3 Jun 2015

'Race against time' in Yangtze ship rescue

7:28 am on 3 June 2015

China's transport minister says rescuers are in a "race against time" to find survivors among the hundreds missing after a cruise ship capsized in bad weather on the Yangtze River.

A relative of missing passengers who were on a ship which sank in the Yangtze River is interviewed by a journalist.

A relative of missing passengers who were on a ship which sank in the Yangtze River is interviewed by a journalist. Photo: AFP

Thousands of rescuers worked through the night around the upturned hull of the Eastern Star in Hubei province.

Five people are confirmed dead and 15 more have been found alive from a ship that was carrying 456 people.

Frustrated relatives have been venting their anger at the lack of information.

The boat went down at about 21:30 local time on Monday evening. Most of the passengers were elderly Chinese tourists.

The survivors included the captain and chief engineer, both of whom have been taken into police custody.

The captain said the boat was caught in a cyclone and went down in minutes.

'We will not give up'

The upturned hull now lies in about 15m of water in the Damazhou section of the Yangtze.

Transport Minister Yang Chuantang said: "It's a race against time. As long as there's even a little hope, we will give it 100 percent and will absolutely not give up."

Divers carried out at least two remarkable rescues from the upturned vessel on Tuesday, including one of a 65-year-old woman.

Hubei military region commander Chen Shoumin told Chinese television divers had taken breathing apparatus into the ship and spent five minutes showing her how to use it.

"That old woman had a very strong will and learned very fast, and after 20 minutes she surfaced to the water and was rescued," Mr Chen said.

Three divers also found a 21-year-old man in a small compartment. They supplied diving apparatus and he swam out by himself.

Recalling the rescue, diver Guan Dong said: "I swam back and forth three times, and by the third time I felt somebody was up there above me. As soon as I got out of the water,

I noticed the trapped victim. It was pitch dark inside, with just him inside the cabin and nobody else."

Three of the bodies were reportedly recovered in Yueyang, Hunan province, some 50km away.

Mr Chen said: "We will do everything we can to rescue everyone trapped in there, no matter they're still alive or not and we will treat them as our own families."

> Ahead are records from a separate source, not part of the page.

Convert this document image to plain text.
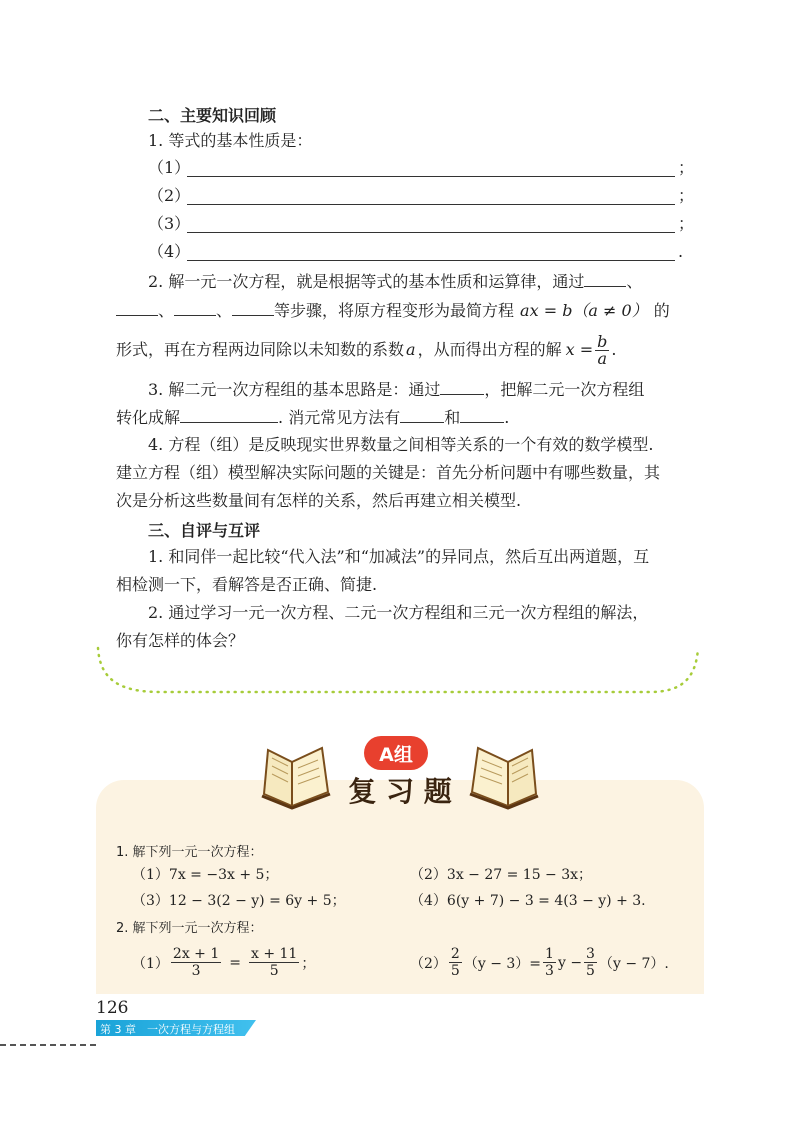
二、主要知识回顾
1. 等式的基本性质是：
（1）	；
（2）	；
（3）	；
（4）	.
2. 解一元一次方程，就是根据等式的基本性质和运算律，通过	、
、	、	等步骤，将原方程变形为最简方程 ax = b（a ≠ 0） 的
形式，再在方程两边同除以未知数的系数 a ，从而得出方程的解 $x = \frac{b}{a}$ .
3. 解二元一次方程组的基本思路是：通过	，把解二元一次方程组
转化成解	. 消元常见方法有	和	.
4. 方程（组）是反映现实世界数量之间相等关系的一个有效的数学模型.
建立方程（组）模型解决实际问题的关键是：首先分析问题中有哪些数量，其
次是分析这些数量间有怎样的关系，然后再建立相关模型.
三、自评与互评
1. 和同伴一起比较“代入法”和“加减法”的异同点，然后互出两道题，互
相检测一下，看解答是否正确、简捷.
2. 通过学习一元一次方程、二元一次方程组和三元一次方程组的解法，
你有怎样的体会？
A组
复 习 题
1. 解下列一元一次方程：
（1）7x = −3x + 5；	（2）3x − 27 = 15 − 3x；
（3）12 − 3(2 − y) = 6y + 5；	（4）6(y + 7) − 3 = 4(3 − y) + 3.
2. 解下列一元一次方程：
$(1) \frac{2x + 1}{3} = \frac{x + 11}{5}$ ；	$(2) \frac{2}{5} (y - 3)= \frac{1}{3}$ $y - \frac{3}{5} (y - 7)$.
126
第 3 章　一次方程与方程组
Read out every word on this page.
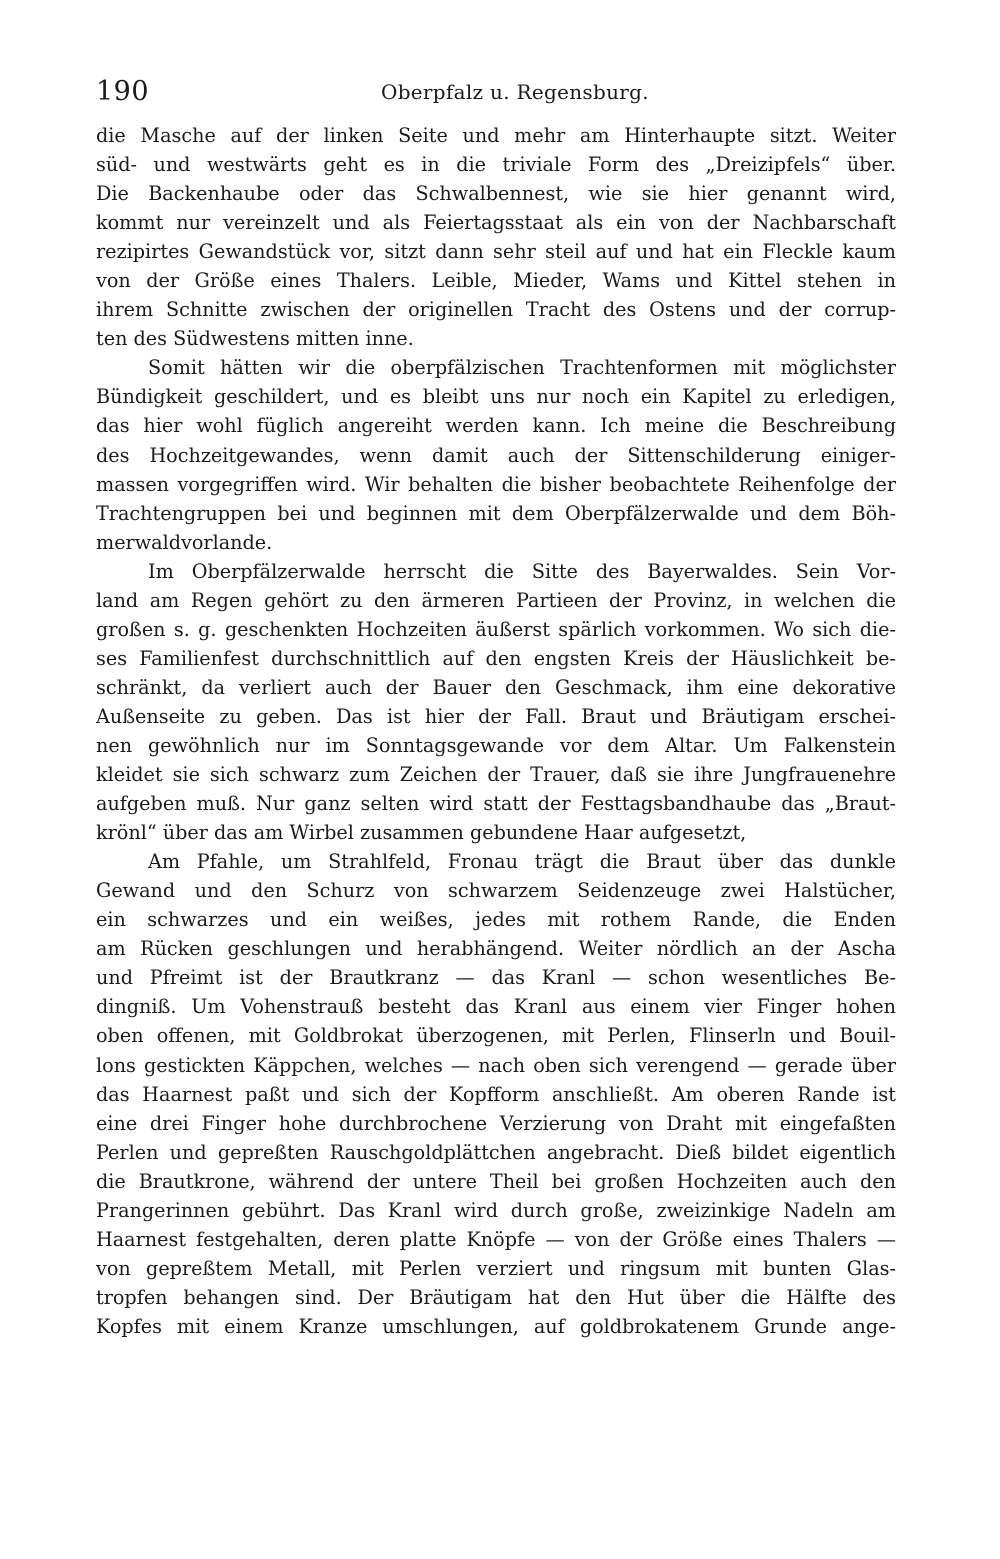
190	Oberpfalz u. Regensburg.
die Masche auf der linken Seite und mehr am Hinterhaupte sitzt. Weiter
süd- und westwärts geht es in die triviale Form des „Dreizipfels“ über.
Die Backenhaube oder das Schwalbennest, wie sie hier genannt wird,
kommt nur vereinzelt und als Feiertagsstaat als ein von der Nachbarschaft
rezipirtes Gewandstück vor, sitzt dann sehr steil auf und hat ein Fleckle kaum
von der Größe eines Thalers. Leible, Mieder, Wams und Kittel stehen in
ihrem Schnitte zwischen der originellen Tracht des Ostens und der corrup-
ten des Südwestens mitten inne.
Somit hätten wir die oberpfälzischen Trachtenformen mit möglichster
Bündigkeit geschildert, und es bleibt uns nur noch ein Kapitel zu erledigen,
das hier wohl füglich angereiht werden kann. Ich meine die Beschreibung
des Hochzeitgewandes, wenn damit auch der Sittenschilderung einiger-
massen vorgegriffen wird. Wir behalten die bisher beobachtete Reihenfolge der
Trachtengruppen bei und beginnen mit dem Oberpfälzerwalde und dem Böh-
merwaldvorlande.
Im Oberpfälzerwalde herrscht die Sitte des Bayerwaldes. Sein Vor-
land am Regen gehört zu den ärmeren Partieen der Provinz, in welchen die
großen s. g. geschenkten Hochzeiten äußerst spärlich vorkommen. Wo sich die-
ses Familienfest durchschnittlich auf den engsten Kreis der Häuslichkeit be-
schränkt, da verliert auch der Bauer den Geschmack, ihm eine dekorative
Außenseite zu geben. Das ist hier der Fall. Braut und Bräutigam erschei-
nen gewöhnlich nur im Sonntagsgewande vor dem Altar. Um Falkenstein
kleidet sie sich schwarz zum Zeichen der Trauer, daß sie ihre Jungfrauenehre
aufgeben muß. Nur ganz selten wird statt der Festtagsbandhaube das „Braut-
krönl“ über das am Wirbel zusammen gebundene Haar aufgesetzt,
Am Pfahle, um Strahlfeld, Fronau trägt die Braut über das dunkle
Gewand und den Schurz von schwarzem Seidenzeuge zwei Halstücher,
ein schwarzes und ein weißes, jedes mit rothem Rande, die Enden
am Rücken geschlungen und herabhängend. Weiter nördlich an der Ascha
und Pfreimt ist der Brautkranz — das Kranl — schon wesentliches Be-
dingniß. Um Vohenstrauß besteht das Kranl aus einem vier Finger hohen
oben offenen, mit Goldbrokat überzogenen, mit Perlen, Flinserln und Bouil-
lons gestickten Käppchen, welches — nach oben sich verengend — gerade über
das Haarnest paßt und sich der Kopfform anschließt. Am oberen Rande ist
eine drei Finger hohe durchbrochene Verzierung von Draht mit eingefaßten
Perlen und gepreßten Rauschgoldplättchen angebracht. Dieß bildet eigentlich
die Brautkrone, während der untere Theil bei großen Hochzeiten auch den
Prangerinnen gebührt. Das Kranl wird durch große, zweizinkige Nadeln am
Haarnest festgehalten, deren platte Knöpfe — von der Größe eines Thalers —
von gepreßtem Metall, mit Perlen verziert und ringsum mit bunten Glas-
tropfen behangen sind. Der Bräutigam hat den Hut über die Hälfte des
Kopfes mit einem Kranze umschlungen, auf goldbrokatenem Grunde ange-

One survivor, tour guide Zhang Hui, told the Xinhua state news agency that heavy rain had come through cabin windows and many passengers went into the ship's hall to keep sheets and other items dry.

He said the ship then began to toss violently, to an angle of 45 degrees.

Mr Zhang said he had "30 seconds to grab a life jacket" and tried to hold on to what he could find to keep his head above water as the vessel overturned.

He clambered out of a window in the torrential rain. "Wave after wave crashed over me; I swallowed a lot of water," he said.

Mr Zhang said he heard the cries of at least a dozen other people in the water but after about 30 minutes, they all fell silent and he finally drifted into reeds and was rescued.

Rescue boats can be seen alongside the capsized passenger ship in the Yangtze.

Rescue boats can be seen alongside the capsized passenger ship in the Yangtze. Photo: AFP

Chinese television said 150mm of rain had fallen in the region over the past 24 hours, with reported wind speeds of up to 130 km/h.

The 76m-long, 2,200 tonne Eastern Star - Dongfangzhixing in Chinese - had been carrying 405 Chinese passengers, five travel agency employees and 46 crew members.

The vessel, owned by the Chongqing Eastern Shipping Corporation, was travelling from the eastern city of Nanjing to Chongqing in the south-west - a journey of at least 1,500km.

'I cried all the way'

Relatives on those on board confronted officials in the cities of Shanghai and Nanjing.

Some family members had gone to the Shanghai offices of the tour operator that handles the bookings, Xiehe International Travel, but they were closed.

Wang Sheng, whose mother and father are on board, said: "I cried all the way here and I can't find anyone, the door is locked."

Relatives were then taken to government offices where they became frustrated at the lack of information and scuffles broke out.

Zhang Yingli, 56, whose brother and wife were among the passengers, said: "It's 4:30 now and we haven't heard anything from anyone except the news. No-one has come to reassure us."